Mastered from the original tapes and limited to 3,000 numbered copies, Porgy and Bess attains previously unheard degrees of clarity, openness, immediacy, and depth on Mobile Fidelity's hybrid SACD. Here, the arrangements unfold amidst practically limitless soundstages and burst with multi-dimensional images. Separation between instruments allows you to locate individual band members and trace the decay of the notes. Davis' iconic solo passages take on borderline-surreal qualities of realism and shape. The magisterial scope of the Evans-conducted orchestra emerges with room-filling bloom, color, and dynamics.
While difficult to pinpoint its single-best strength, Mobile Fidelity's reissue gives reference-level credence to what may remain the album's most crucial aspect: tone. Based not on chords but on scales and feeling, Porgy and Bess teems with emotions and possibilities – characteristics conveyed by the nuances, timbre, and temper delivered by the array of horns, woodwinds, basses, and percussion involved. Whether the combination of Bill Barber's tuba in unison with Paul Chambers' bass during "Buzzard Song," Davis' improvisational flights on "It Ain't Necessarily So," or the doubling up on alto flutes on several compositions, never before have they been experienced with such richness, roundness, and palpability.
Just as identifying singular sonic highlights proves virtually unfeasible, so does underlining which songs feature the most memorable exchanges, melodies, and scoring. Davis and Evans' adaptation of Porgy and Bess remains of a piece, an American touchstone, a recording that immediately separated itself from the multiple other versions released during the same period and continues to make waves decades after its creation, assuming a place in the historical canon alongside collaborative masterworks by Duke Ellington/Billy Strayhorn and Frank Sinatra/Nelson Riddle.
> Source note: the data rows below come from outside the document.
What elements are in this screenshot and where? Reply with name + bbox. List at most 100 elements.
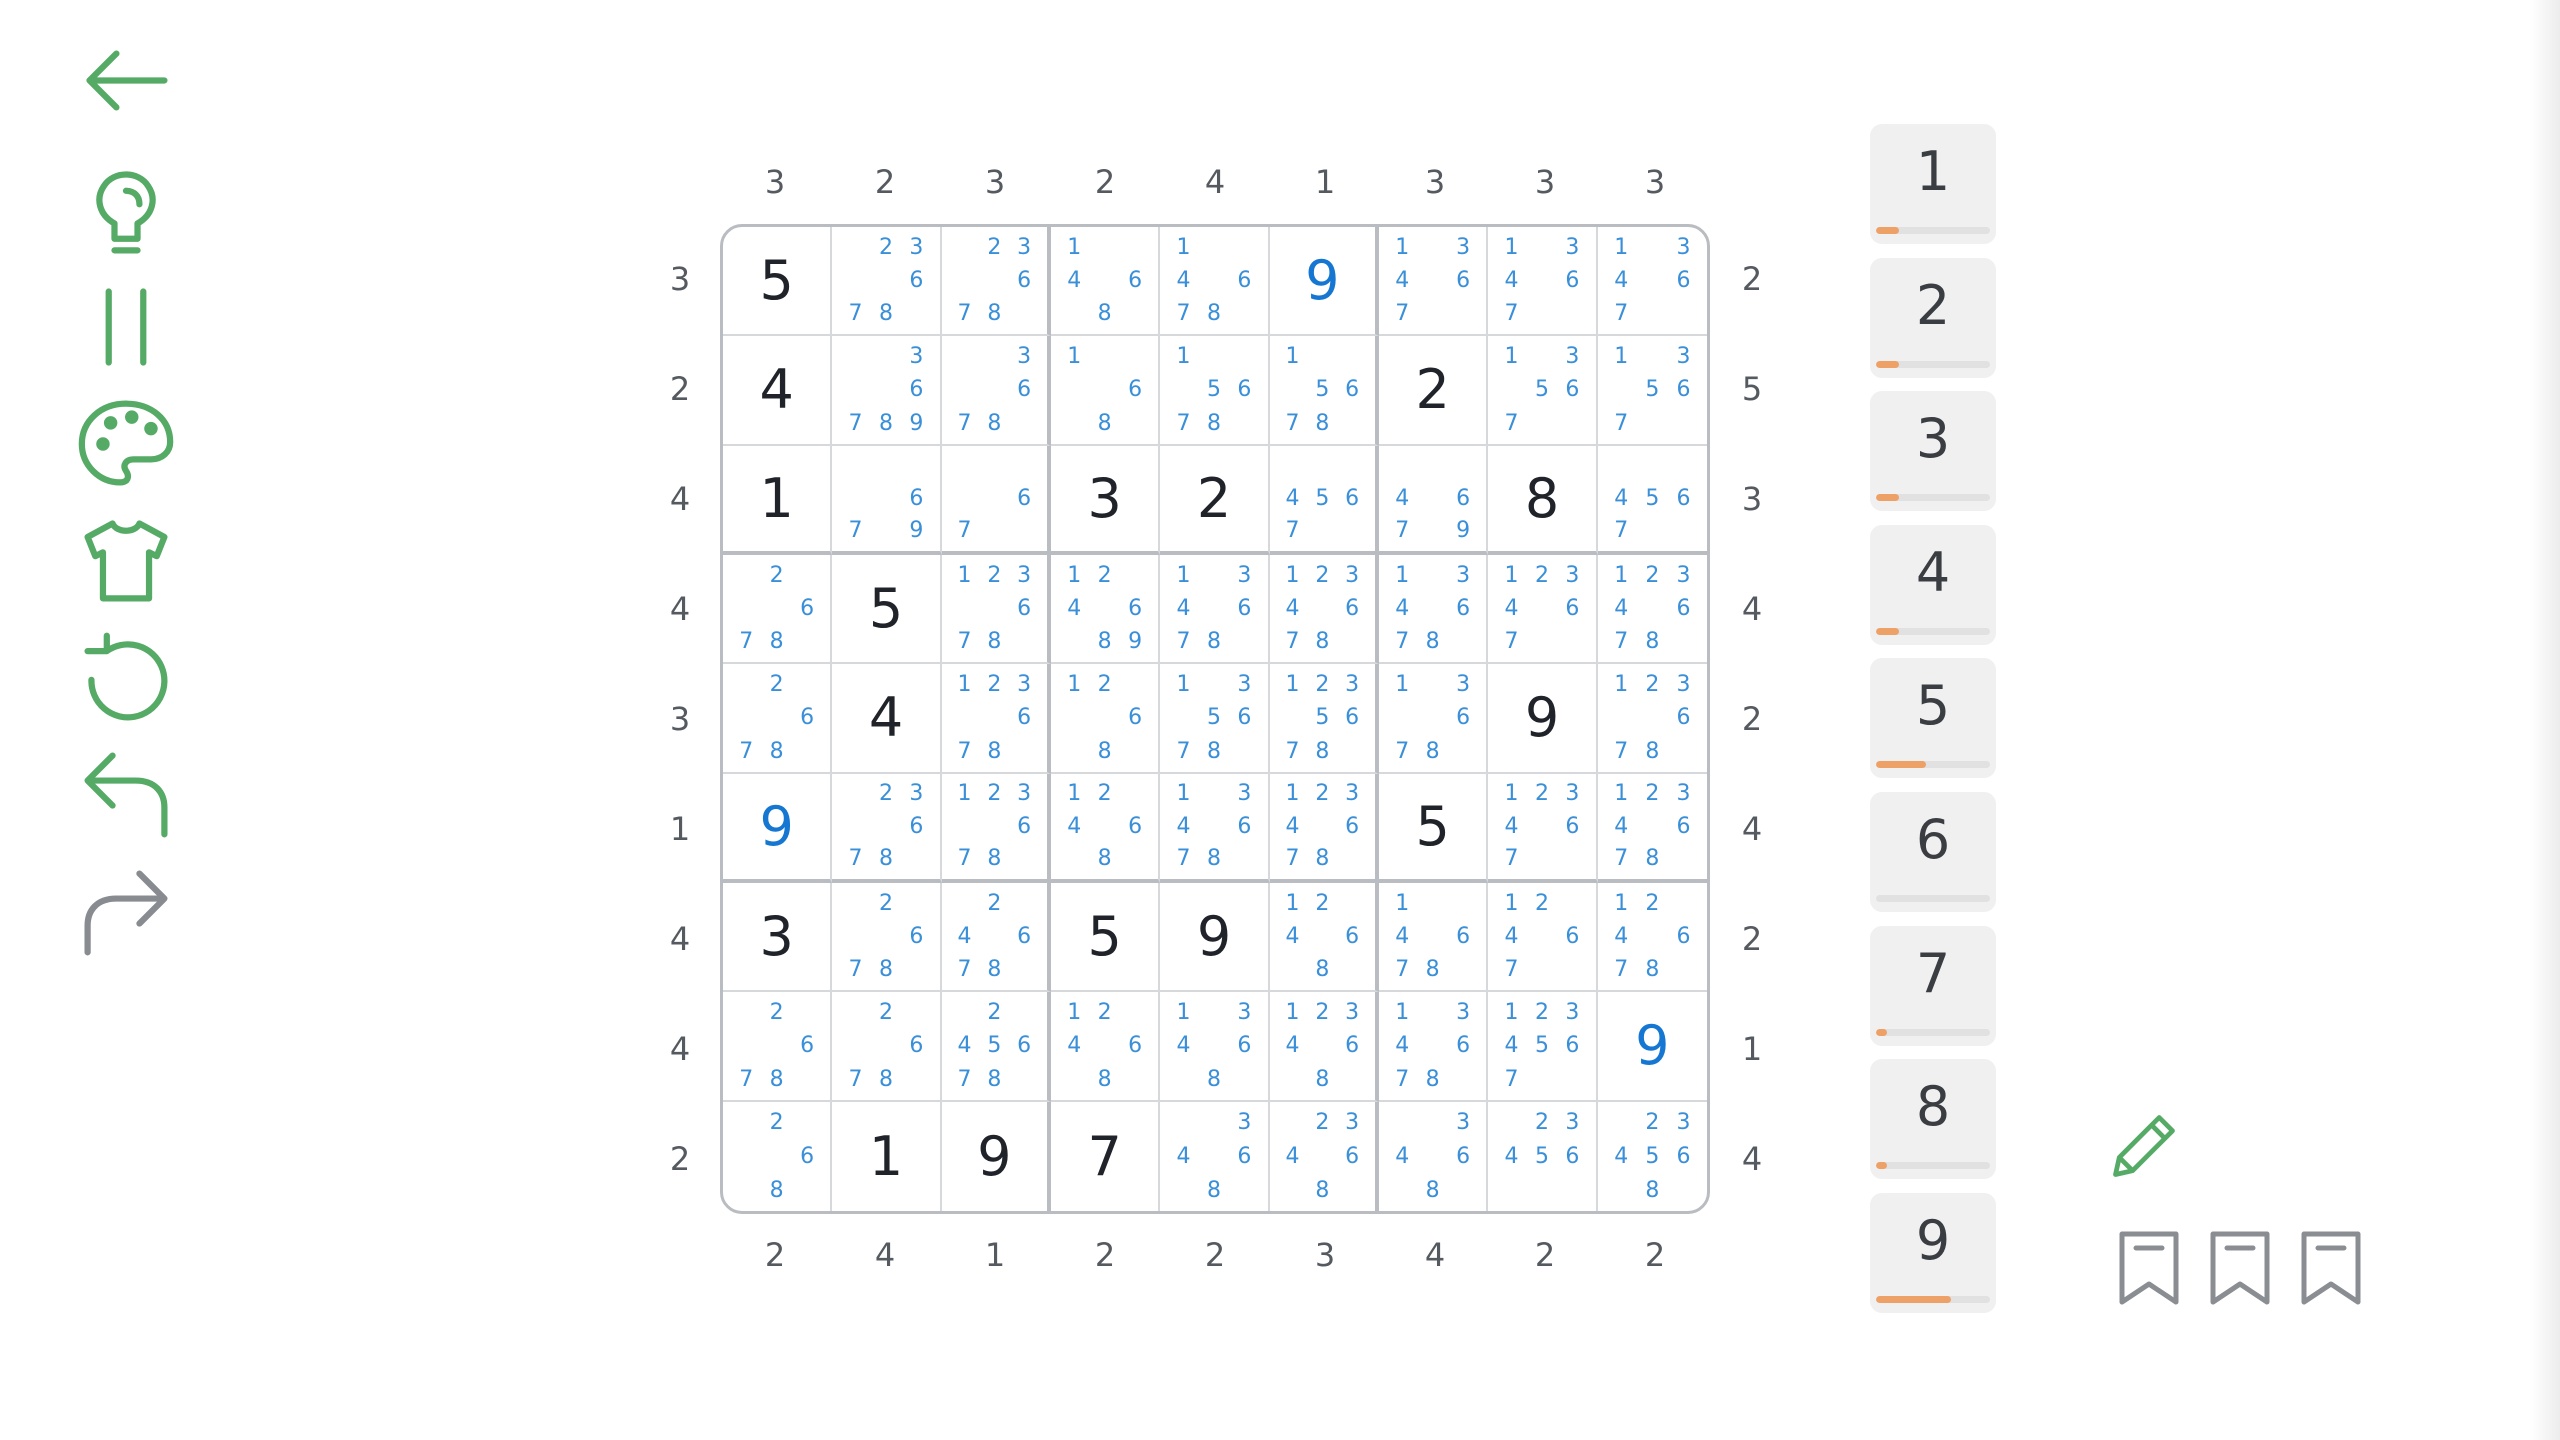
grid-cell[interactable]: 1 3 4 6 7 (1379, 227, 1489, 337)
grid-cell[interactable]: 1 3 4 6 7 (1488, 227, 1598, 337)
grid-cell[interactable]: 5 (723, 227, 833, 337)
grid-cell[interactable]: 12356 78 (1269, 664, 1379, 774)
grid-cell[interactable]: 5 (832, 555, 942, 665)
grid-cell[interactable]: 124 68 (1269, 883, 1379, 993)
grid-cell[interactable]: 23 6 78 (941, 227, 1051, 337)
grid-cell[interactable]: 124 68 (1051, 773, 1161, 883)
number-button-3[interactable]: 3 (1870, 391, 1996, 512)
grid-cell[interactable]: 67 (941, 445, 1051, 555)
redo-button[interactable] (70, 860, 182, 964)
grid-cell[interactable]: 23 6 78 (832, 227, 942, 337)
grid-cell[interactable]: 1268 (1051, 664, 1161, 774)
grid-cell[interactable]: 123 4 6 78 (1269, 555, 1379, 665)
grid-cell[interactable]: 1 3 4 6 7 (1597, 227, 1707, 337)
pause-button[interactable] (70, 276, 182, 380)
number-button-8[interactable]: 8 (1870, 1059, 1996, 1180)
grid-cell[interactable]: 123 6 78 (941, 664, 1051, 774)
back-button[interactable] (70, 40, 182, 144)
grid-cell[interactable]: 5 (1379, 773, 1489, 883)
notes-mode-button[interactable] (2106, 1108, 2182, 1184)
grid-cell[interactable]: 1 (832, 1101, 942, 1211)
grid-cell[interactable]: 1 3 4 6 78 (1379, 992, 1489, 1102)
grid-cell[interactable]: 8 (1488, 445, 1598, 555)
grid-cell[interactable]: 456 7 (1597, 446, 1707, 555)
grid-cell[interactable]: 9 (1160, 883, 1270, 993)
grid-cell[interactable]: 3 (723, 883, 833, 993)
grid-cell[interactable]: 123 4 6 78 (1597, 555, 1707, 665)
number-button-1[interactable]: 1 (1870, 124, 1996, 244)
grid-cell[interactable]: 1 356 7 (1597, 336, 1707, 446)
bookmark-2[interactable] (2205, 1228, 2275, 1308)
grid-cell[interactable]: 1 3 4 6 78 (1160, 773, 1270, 883)
restart-button[interactable] (70, 626, 182, 730)
grid-cell[interactable]: 4 (723, 336, 833, 446)
number-button-9[interactable]: 9 (1870, 1192, 1996, 1313)
grid-cell[interactable]: 123 6 78 (941, 773, 1051, 883)
grid-cell[interactable]: 3 (1051, 445, 1161, 555)
grid-cell[interactable]: 3 6 78 (941, 336, 1051, 446)
grid-cell[interactable]: 123 4 6 78 (1269, 773, 1379, 883)
grid-cell[interactable]: 5 (1051, 883, 1161, 993)
grid-cell[interactable]: 1 3 4 6 78 (1160, 555, 1270, 665)
grid-cell[interactable]: 3 4 68 (1379, 1101, 1489, 1211)
bookmark-1[interactable] (2114, 1228, 2184, 1308)
grid-cell[interactable]: 3 4 68 (1160, 1101, 1270, 1211)
skin-button[interactable] (70, 508, 182, 612)
grid-cell[interactable]: 1 4 6 78 (1379, 883, 1489, 993)
grid-cell[interactable]: 1 356 7 (1488, 336, 1598, 446)
grid-cell[interactable]: 156 78 (1160, 336, 1270, 446)
grid-cell[interactable]: 1 68 (1051, 336, 1161, 446)
number-button-2[interactable]: 2 (1870, 257, 1996, 378)
grid-cell[interactable]: 156 78 (1269, 336, 1379, 446)
grid-cell[interactable]: 23 4 68 (1270, 1101, 1379, 1211)
grid-cell[interactable]: 9 (1269, 227, 1379, 337)
grid-cell[interactable]: 4 (832, 664, 942, 774)
grid-cell[interactable]: 123 6 78 (941, 555, 1051, 665)
bookmark-3[interactable] (2296, 1228, 2366, 1308)
grid-cell[interactable]: 268 (723, 1101, 833, 1211)
grid-cell[interactable]: 2 (1379, 336, 1489, 446)
grid-cell[interactable]: 1 3 6 78 (1379, 664, 1489, 774)
grid-cell[interactable]: 23 4568 (1598, 1102, 1707, 1211)
grid-cell[interactable]: 7 (1051, 1101, 1161, 1211)
undo-button[interactable] (70, 742, 182, 846)
grid-cell[interactable]: 9 (1597, 992, 1707, 1102)
grid-cell[interactable]: 123 4 6 78 (1597, 774, 1707, 883)
grid-cell[interactable]: 26 78 (832, 883, 942, 993)
grid-cell[interactable]: 9 (942, 1101, 1051, 1211)
grid-cell[interactable]: 123 6 78 (1597, 664, 1707, 774)
grid-cell[interactable]: 6 7 9 (832, 445, 942, 555)
grid-cell[interactable]: 2 (1160, 445, 1270, 555)
grid-cell[interactable]: 456 7 (1269, 445, 1379, 555)
number-button-6[interactable]: 6 (1870, 792, 1996, 912)
grid-cell[interactable]: 1 356 78 (1160, 664, 1270, 774)
grid-cell[interactable]: 124 6 7 (1488, 883, 1598, 993)
number-button-7[interactable]: 7 (1870, 925, 1996, 1046)
grid-cell[interactable]: 123 4 6 7 (1488, 773, 1598, 883)
grid-cell[interactable]: 23 456 (1488, 1101, 1598, 1211)
number-button-5[interactable]: 5 (1870, 658, 1996, 779)
theme-button[interactable] (70, 392, 182, 496)
hint-button[interactable] (70, 158, 182, 262)
grid-cell[interactable]: 3 6 789 (832, 336, 942, 446)
grid-cell[interactable]: 26 78 (723, 992, 833, 1102)
grid-cell[interactable]: 1 3 4 68 (1160, 992, 1270, 1102)
grid-cell[interactable]: 24 6 78 (941, 883, 1051, 993)
grid-cell[interactable]: 123 456 7 (1488, 992, 1598, 1102)
grid-cell[interactable]: 124 6 78 (1597, 883, 1707, 993)
grid-cell[interactable]: 2456 78 (941, 992, 1051, 1102)
grid-cell[interactable]: 26 78 (723, 664, 833, 774)
grid-cell[interactable]: 124 689 (1051, 555, 1161, 665)
grid-cell[interactable]: 26 78 (832, 992, 942, 1102)
grid-cell[interactable]: 124 68 (1051, 992, 1161, 1102)
grid-cell[interactable]: 23 6 78 (832, 773, 942, 883)
number-button-4[interactable]: 4 (1870, 524, 1996, 645)
grid-cell[interactable]: 1 (723, 445, 833, 555)
grid-cell[interactable]: 26 78 (723, 555, 833, 665)
grid-cell[interactable]: 1 4 68 (1051, 227, 1161, 337)
grid-cell[interactable]: 4 6 7 9 (1379, 445, 1489, 555)
grid-cell[interactable]: 1 3 4 6 78 (1379, 555, 1489, 665)
grid-cell[interactable]: 9 (1488, 664, 1598, 774)
grid-cell[interactable]: 123 4 68 (1269, 992, 1379, 1102)
grid-cell[interactable]: 123 4 6 7 (1488, 555, 1598, 665)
Defined by Davis biographer Jack Chambers as "a new score, with its own integrity, order, and action," Porgy and Bess has been identified by nearly every major outlet and expert as a must-have album. Davis' phrasing alone cements the effort with a genius quality. As Brian Cook and Richard Morton explain in The Penguin Guide to Jazz: "'Prayer' is an astounding tour de force, harmonically suspended, and with Miles' most extraordinarily recorded solo to date punctuated by agonized screams and shouts, whether of affirmation or suffering it isn't easy to judge. Miles was not in good physical condition during the making of the record, which perhaps explains the twisting intensity, the bent notes and slurs which seem to express some inner pain." Then there's the immortal rendition of "Summertime," the epitome of calm, understatement, and beauty.
At once sweet and spiritual, sure and steady, graceful and exuberant, happy and poignant, Porgy and Bess is a phenomenal jazz dance that has never been equaled – and likely, never will. Hear it as Davis, Evans, and company intended.